If your night sweats are causing you to break out in rashes, consider sprinkling some talc-free powder on your body.
6. Avoid trigger foods
Postpartum hot flashes and night sweats can be made worse by certain foods and beverages. Keep track of your symptoms to discover if any foods cause you to have hot flashes, and then try to avoid them. Common trigger foods are:
- Spicy Foods
- Large Meals
- Hot foods or liquids
7. Relaxation techniques
Postpartum hot flashes and night sweats may be relieved with paced breathing exercises, meditation, or mindfulness. Practicing relaxation techniques before bedtime may be beneficial; yoga, for example, has been proven to enhance sleep in people who have postpartum hot flashes.
Pilates exercise, back massage, foot reflexology, and Cognitive-Behavioral Therapy (CBT) have also been reported to assist postpartum women sleep better and feel less fatigued.
8. Eat more soy
Although there are few studies on hot flashes in pregnancy and postpartum, a 2017 Trusted Source study of 50 perimenopausal and postmenopausal women found that eating soy supplements could help menopausal women with flashes.

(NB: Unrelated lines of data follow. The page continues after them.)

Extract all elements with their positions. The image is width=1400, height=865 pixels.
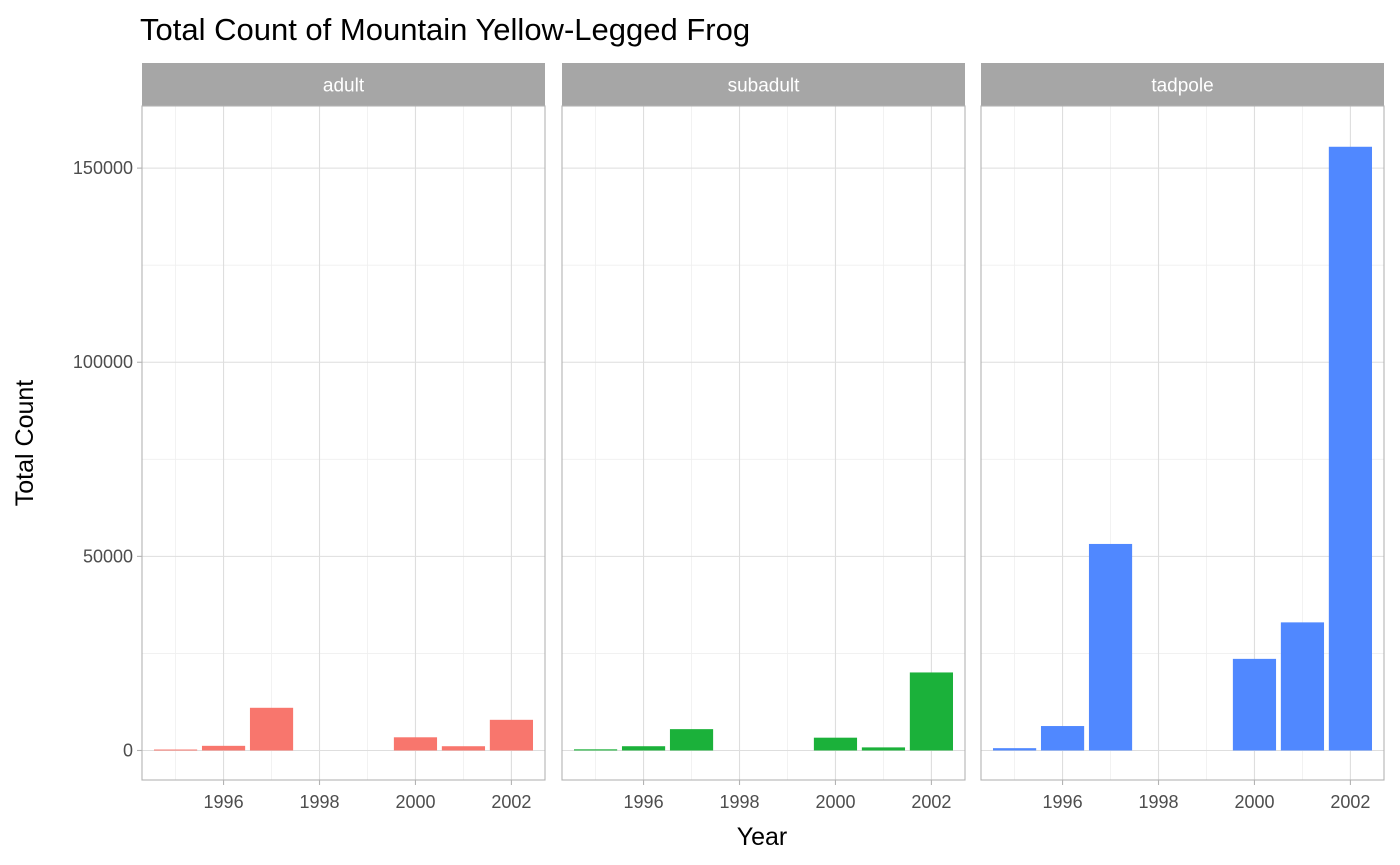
y-tick-label: 150000: [73, 158, 133, 178]
chart-title: Total Count of Mountain Yellow-Legged Fr…: [140, 12, 750, 47]
facet-strip-adult: [142, 63, 545, 106]
bar-adult-2001: [441, 746, 486, 751]
x-tick-label: 2002: [1330, 792, 1370, 812]
bar-adult-2000: [393, 737, 438, 751]
facet-panel-tadpole: tadpole 1996 1998 2000 2002: [980, 63, 1385, 812]
bar-tadpole-1996: [1040, 726, 1085, 751]
facet-strip-label: subadult: [728, 76, 801, 97]
bar-adult-2002: [489, 719, 534, 751]
x-tick-label: 2000: [395, 792, 435, 812]
x-tick-label: 2000: [1234, 792, 1274, 812]
bar-tadpole-1997: [1088, 543, 1133, 751]
x-tick-label: 1996: [204, 792, 244, 812]
bar-subadult-1996: [621, 746, 666, 751]
bar-adult-1996: [201, 745, 246, 751]
bar-subadult-1995: [573, 749, 618, 751]
bar-tadpole-2001: [1280, 622, 1325, 751]
bar-tadpole-2000: [1232, 658, 1277, 751]
panel-border: [561, 105, 966, 781]
y-tick-label: 100000: [73, 352, 133, 372]
facet-strip-label: adult: [323, 76, 365, 97]
x-axis-title: Year: [737, 823, 788, 851]
y-tick-label: 0: [123, 740, 133, 760]
x-tick-label: 1996: [1043, 792, 1083, 812]
facet-strip-tadpole: [981, 63, 1384, 106]
bar-subadult-2001: [861, 747, 906, 751]
facet-panels: adult 1996 1998 2000 2002 0 50000 100000 150000 s…: [73, 63, 1385, 812]
x-tick-label: 1996: [624, 792, 664, 812]
x-tick-label: 2002: [491, 792, 531, 812]
bar-adult-1995: [153, 749, 198, 751]
y-tick-label: 50000: [83, 546, 133, 566]
bar-tadpole-2002: [1328, 146, 1373, 751]
facet-panel-adult: adult 1996 1998 2000 2002 0 50000 100000 150000: [73, 63, 546, 812]
bar-tadpole-1995: [992, 748, 1037, 751]
bar-adult-1997: [249, 707, 294, 751]
facet-strip-subadult: [562, 63, 965, 106]
bar-subadult-2000: [813, 737, 858, 751]
x-tick-label: 1998: [719, 792, 759, 812]
bar-subadult-2002: [909, 672, 954, 751]
x-tick-label: 2002: [911, 792, 951, 812]
x-tick-label: 1998: [1138, 792, 1178, 812]
panel-border: [980, 105, 1385, 781]
bar-subadult-1997: [669, 729, 714, 751]
facet-panel-subadult: subadult 1996 1998 2000 2002: [561, 63, 966, 812]
y-axis-title: Total Count: [11, 380, 39, 507]
x-tick-label: 1998: [299, 792, 339, 812]
panel-border: [141, 105, 546, 781]
x-tick-label: 2000: [815, 792, 855, 812]
facet-strip-label: tadpole: [1151, 76, 1213, 97]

The people who took soy isoflavone supplements for 12 weeks saw significant improvements in their hot flash symptoms, according to the study. People can boost their soy consumption by taking supplements or consuming high-soy meals such as tofu, mempeh, miso, and natto.
Always consult your doctor before changing your diet or adding supplements, especially if you’re breastfeeding.
When to see your doctor
Schedule a visit with your physician if night sweats:
- Take place on a regular basis
- Sleep deprivation
- Are accompanied by a fever, weight loss, localized pain, cough, diarrhea, or other troubling symptoms
- Begin months or years after the onset of menopause symptoms.
- High fever (over 38°C or 100.4°F)
- Breasts that are hot or pink
- Breast lump that hurts
- Discharge, discomfort, or redness that persists or worsens
- Uterine discomfort (in your lower abdomen)
- Lochia with a foul odor (vaginal discharge)
- Urinary discomfort or burning
- Irritability, anxiousness, anger, hunger and sleep disturbances, guilt, humiliation, or hopelessness, lack of interest, joy, or pleasure in activities you used to like, and possible thoughts of harming the baby or yourself are all symptoms of depression.
- Anxiety symptoms include nausea, dizziness, continual worry, racing thoughts, and the inability to sit still.
- Thyroid-related symptoms include constipation or frequent bowel motions, weight fluctuations, trembling hands, swollen face, dry skin, and weariness.
Your body is most likely still experiencing its major shift from pregnancy to postpartum. Take good care of yourself and your developing child. You should soon feel more like yourself again.